Playlists- Important to Spotify and Apple Music

Staff Writer

Creating and/or listening to playlists play a major role in the listening habits of Spotify and Apple Music users, says a recent overseas report. But such playlists are not a replacement for, but more complement to, the role of traditional radio in providing familiar hits and new songs.

Up to 90% of the 500 surveyed by music industry consumer research company MusicWatch said they created playlists or listened to them. Eight in ten of paid or “premium” subscribers (Spotify has 39 million of them, Apple Music 15 million) listened to their service every day, half of whom listened to a playlist each time they went online to stream music.

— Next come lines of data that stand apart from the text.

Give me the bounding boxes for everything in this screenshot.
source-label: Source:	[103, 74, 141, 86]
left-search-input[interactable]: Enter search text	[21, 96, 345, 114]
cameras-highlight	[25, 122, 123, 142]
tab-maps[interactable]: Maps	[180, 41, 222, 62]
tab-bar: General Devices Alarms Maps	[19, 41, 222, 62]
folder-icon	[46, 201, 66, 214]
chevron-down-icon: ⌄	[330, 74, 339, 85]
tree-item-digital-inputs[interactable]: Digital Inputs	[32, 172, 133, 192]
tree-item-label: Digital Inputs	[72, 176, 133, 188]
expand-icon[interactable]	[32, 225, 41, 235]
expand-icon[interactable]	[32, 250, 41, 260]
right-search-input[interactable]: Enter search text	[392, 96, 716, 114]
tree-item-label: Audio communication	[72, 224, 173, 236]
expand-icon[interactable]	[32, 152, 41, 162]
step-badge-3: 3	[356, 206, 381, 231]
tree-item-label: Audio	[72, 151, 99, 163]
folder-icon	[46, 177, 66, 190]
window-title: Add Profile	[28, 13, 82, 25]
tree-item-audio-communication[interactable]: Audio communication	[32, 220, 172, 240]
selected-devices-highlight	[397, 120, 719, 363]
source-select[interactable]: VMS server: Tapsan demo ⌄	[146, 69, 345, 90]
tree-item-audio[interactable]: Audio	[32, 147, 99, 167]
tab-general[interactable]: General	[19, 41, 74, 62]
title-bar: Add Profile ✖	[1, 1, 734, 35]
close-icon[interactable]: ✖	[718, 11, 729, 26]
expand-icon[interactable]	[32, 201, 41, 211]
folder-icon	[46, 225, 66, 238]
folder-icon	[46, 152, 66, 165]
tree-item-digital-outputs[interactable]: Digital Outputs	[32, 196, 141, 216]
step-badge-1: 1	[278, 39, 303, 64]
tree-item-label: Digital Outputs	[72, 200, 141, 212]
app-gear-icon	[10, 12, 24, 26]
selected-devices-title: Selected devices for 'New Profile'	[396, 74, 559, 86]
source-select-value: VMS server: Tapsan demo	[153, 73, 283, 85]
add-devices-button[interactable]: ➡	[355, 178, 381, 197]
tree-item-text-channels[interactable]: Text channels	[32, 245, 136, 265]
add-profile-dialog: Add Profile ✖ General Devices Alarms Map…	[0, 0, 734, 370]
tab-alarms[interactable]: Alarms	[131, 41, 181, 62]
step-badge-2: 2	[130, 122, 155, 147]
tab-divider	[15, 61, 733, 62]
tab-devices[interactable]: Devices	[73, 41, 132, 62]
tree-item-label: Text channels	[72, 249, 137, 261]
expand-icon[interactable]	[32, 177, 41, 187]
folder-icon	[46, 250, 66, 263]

Nine out of 10 subscribers created at least one playlist in the last three months, while four out of 10 create fresh playlists each week. Most compile them for family and friends, but 45% share their playlists. 85% are drawn to a playlist because of the songs, not the person who created them. Only half listen to the songs in the order they are playlisted, preferring to personalise them.

“Playlisting has become the fabric of the music streaming experience,” said Russ Crupnick, Managing Partner of MusicWatch. “The ability to listen to and create playlists has become as important a feature as the catalogue of music itself.”

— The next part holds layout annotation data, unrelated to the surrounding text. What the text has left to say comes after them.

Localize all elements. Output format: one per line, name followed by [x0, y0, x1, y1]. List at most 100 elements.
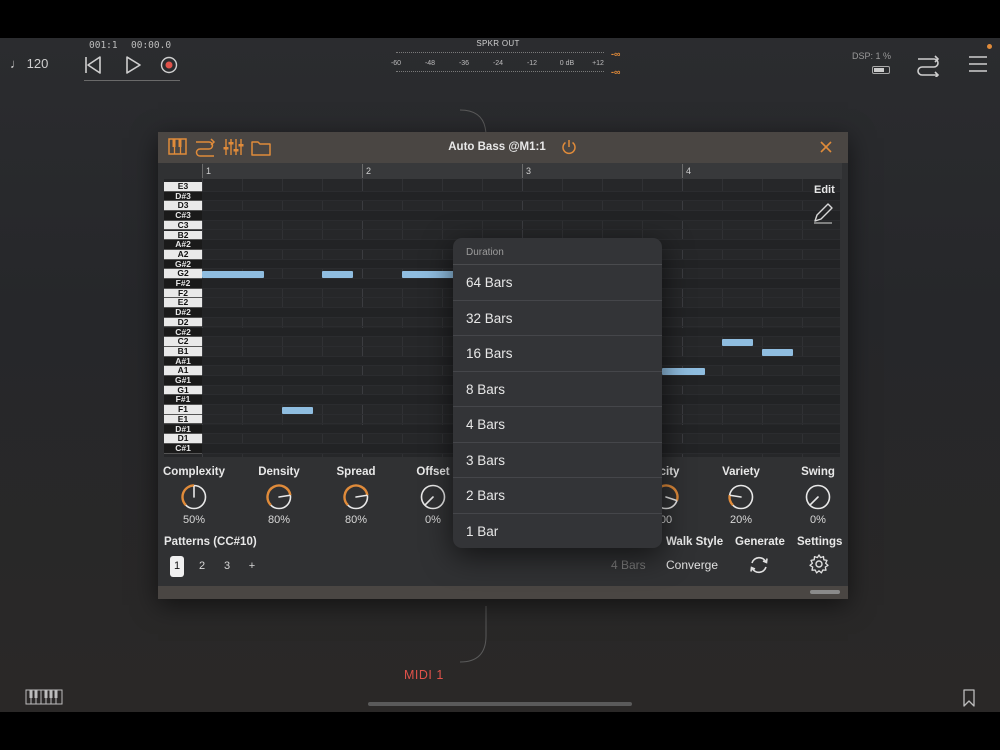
grid-row: [202, 221, 840, 231]
length-selector[interactable]: 4 Bars: [611, 558, 646, 572]
duration-option[interactable]: 4 Bars: [453, 407, 662, 443]
keyboard-button[interactable]: [25, 689, 63, 705]
pattern-3-button[interactable]: 3: [220, 556, 234, 577]
generate-button[interactable]: [748, 554, 770, 576]
rewind-button[interactable]: [80, 52, 106, 78]
meter-scale-tick: -12: [526, 60, 538, 67]
knob-dial-icon[interactable]: [342, 483, 370, 511]
ruler-bar-1: 1: [201, 164, 212, 178]
time-counter: 00:00.0: [131, 40, 172, 51]
dropdown-header: Duration: [453, 238, 662, 265]
resize-handle[interactable]: [810, 590, 840, 594]
position-counter: 001:1: [89, 40, 118, 51]
pencil-icon: [814, 203, 833, 224]
duration-options: 64 Bars 32 Bars 16 Bars 8 Bars 4 Bars 3 Bars 2…: [453, 265, 662, 548]
tempo-display[interactable]: ♩ 120: [10, 56, 48, 71]
duration-option[interactable]: 1 Bar: [453, 514, 662, 549]
plugin-title: Auto Bass @M1:1: [448, 141, 546, 153]
plugin-footer: [158, 586, 848, 599]
note[interactable]: [402, 271, 454, 278]
add-pattern-button[interactable]: +: [245, 556, 259, 577]
knob-swing[interactable]: Swing 0%: [778, 466, 858, 526]
note[interactable]: [282, 407, 313, 414]
meter-scale: -60 -48 -36 -24 -12 0 dB +12: [391, 60, 604, 70]
bookmark-button[interactable]: [961, 689, 977, 707]
knob-dial-icon[interactable]: [265, 483, 293, 511]
knob-dial-icon[interactable]: [727, 483, 755, 511]
note[interactable]: [662, 368, 705, 375]
plugin-power-button[interactable]: [560, 138, 578, 156]
piano-roll-tab[interactable]: [167, 137, 189, 157]
duration-option[interactable]: 3 Bars: [453, 443, 662, 478]
patterns-label: Patterns (CC#10): [164, 536, 257, 548]
output-meter-title: SPKR OUT: [476, 39, 520, 48]
duration-dropdown: Duration 64 Bars 32 Bars 16 Bars 8 Bars 4 Ba…: [453, 238, 662, 548]
routing-tab[interactable]: [194, 137, 216, 157]
edit-mode-button[interactable]: [812, 202, 834, 224]
bar-ruler[interactable]: 1 2 3 4: [201, 163, 842, 179]
rewind-icon: [85, 56, 101, 74]
knob-dial-icon[interactable]: [804, 483, 832, 511]
knob-value: 80%: [267, 514, 291, 526]
transport-underline: [84, 80, 180, 81]
knob-dial-icon[interactable]: [180, 483, 208, 511]
main-menu-button[interactable]: [967, 53, 989, 75]
meter-scale-tick: -24: [492, 60, 504, 67]
duration-option[interactable]: 8 Bars: [453, 372, 662, 407]
record-button[interactable]: [156, 52, 182, 78]
routing-icon: [917, 55, 940, 79]
play-button[interactable]: [120, 52, 146, 78]
duration-option[interactable]: 2 Bars: [453, 478, 662, 514]
gear-icon: [809, 554, 829, 574]
midi-track-label[interactable]: MIDI 1: [404, 668, 444, 682]
piano-keyboard[interactable]: E3 D#3 D3 C#3 C3 B2 A#2 A2 G#2 G2 F#2 F2 E2 D#2 D2 C#2 C…: [164, 179, 202, 457]
note[interactable]: [762, 349, 793, 356]
play-icon: [126, 56, 141, 74]
pattern-2-button[interactable]: 2: [195, 556, 209, 577]
mixer-tab[interactable]: [222, 137, 244, 157]
close-plugin-button[interactable]: [818, 139, 834, 155]
duration-option[interactable]: 16 Bars: [453, 336, 662, 372]
knob-variety[interactable]: Variety 20%: [701, 466, 781, 526]
walk-style-label: Walk Style: [666, 536, 724, 548]
settings-label: Settings: [797, 536, 843, 548]
knob-complexity[interactable]: Complexity 50%: [154, 466, 234, 526]
knob-density[interactable]: Density 80%: [239, 466, 319, 526]
sliders-icon: [223, 139, 244, 155]
generate-label: Generate: [735, 536, 785, 548]
settings-button[interactable]: [808, 553, 830, 575]
knob-label: Density: [258, 466, 300, 478]
knob-label: Swing: [801, 466, 835, 478]
note[interactable]: [322, 271, 353, 278]
hamburger-icon: [969, 56, 987, 72]
pattern-1-button[interactable]: 1: [170, 556, 184, 577]
keyboard-icon: [25, 689, 63, 705]
meter-scale-tick: -48: [424, 60, 436, 67]
battery-icon: [872, 66, 890, 74]
notification-dot: [987, 44, 992, 49]
grid-row: [202, 211, 840, 221]
duration-option[interactable]: 64 Bars: [453, 265, 662, 301]
screen: ♩ 120 001:1 00:00.0 SPKR OUT -60 -48 -36 -2…: [0, 38, 1000, 712]
knob-label: Variety: [722, 466, 760, 478]
walk-style-selector[interactable]: Converge: [666, 558, 718, 572]
plugin-header: Auto Bass @M1:1: [158, 132, 848, 163]
routing-button[interactable]: [915, 53, 941, 79]
ruler-bar-4: 4: [681, 164, 692, 178]
duration-option[interactable]: 32 Bars: [453, 301, 662, 336]
home-indicator[interactable]: [368, 702, 632, 706]
piano-key[interactable]: C#1: [164, 443, 202, 454]
presets-tab[interactable]: [250, 137, 272, 157]
knob-spread[interactable]: Spread 80%: [316, 466, 396, 526]
note[interactable]: [722, 339, 753, 346]
grid-row: [202, 191, 840, 202]
output-meter: -60 -48 -36 -24 -12 0 dB +12 -∞ -∞: [391, 49, 622, 79]
knob-value: 50%: [182, 514, 206, 526]
grid-row: [202, 201, 840, 212]
meter-scale-tick: +12: [592, 60, 604, 67]
close-icon: [820, 141, 832, 153]
knob-value: 20%: [729, 514, 753, 526]
peak-readout-right: -∞: [611, 67, 621, 77]
note[interactable]: [202, 271, 264, 278]
knob-dial-icon[interactable]: [419, 483, 447, 511]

The most popular playlists were genre-based (68%) with Top 40 and chart based playlists (Top 50, Best of the Year) tying with mood-based lists, attracting 50% of users each. According to the report, two-thirds listen to current hit playlists, while 44% use it for discovery, through Spotify’s Discovery Weekly (used by 15% of respondents) and Apple Music’s Discovery Mix (21%).

Up to 80% of streamers also listen to music on AM and FM radio. This figure confirms the finding of other reports that radio is regarded as an important source for music fans to hear new music.

Crupnick added, “We set out to understand what’s really important to listeners, and it’s the essence of the song and the artist that wins, in the end. There’s debate about human versus machine curation, about celebrity personalization, and about music sharing on social platforms, but ultimately listeners are really most concerned about whether a playlist provides song that they like and offers a touch of music discovery, too.”

In Australia, a Roy Morgan research from last month (as reported in TMN) found that 19.7% of the population have adopted music streaming services as Spotify or Apple Music, and 9.6% are using streaming radio services like Pandora.

Streaming has become so popular in this country that in the period between April 2015 to March 2016, only 4.6% paid to download tracks compared to 6.1% in the 12 months to March 2012, and 1.1% buy CDs online compared to 2.1% from a few years before.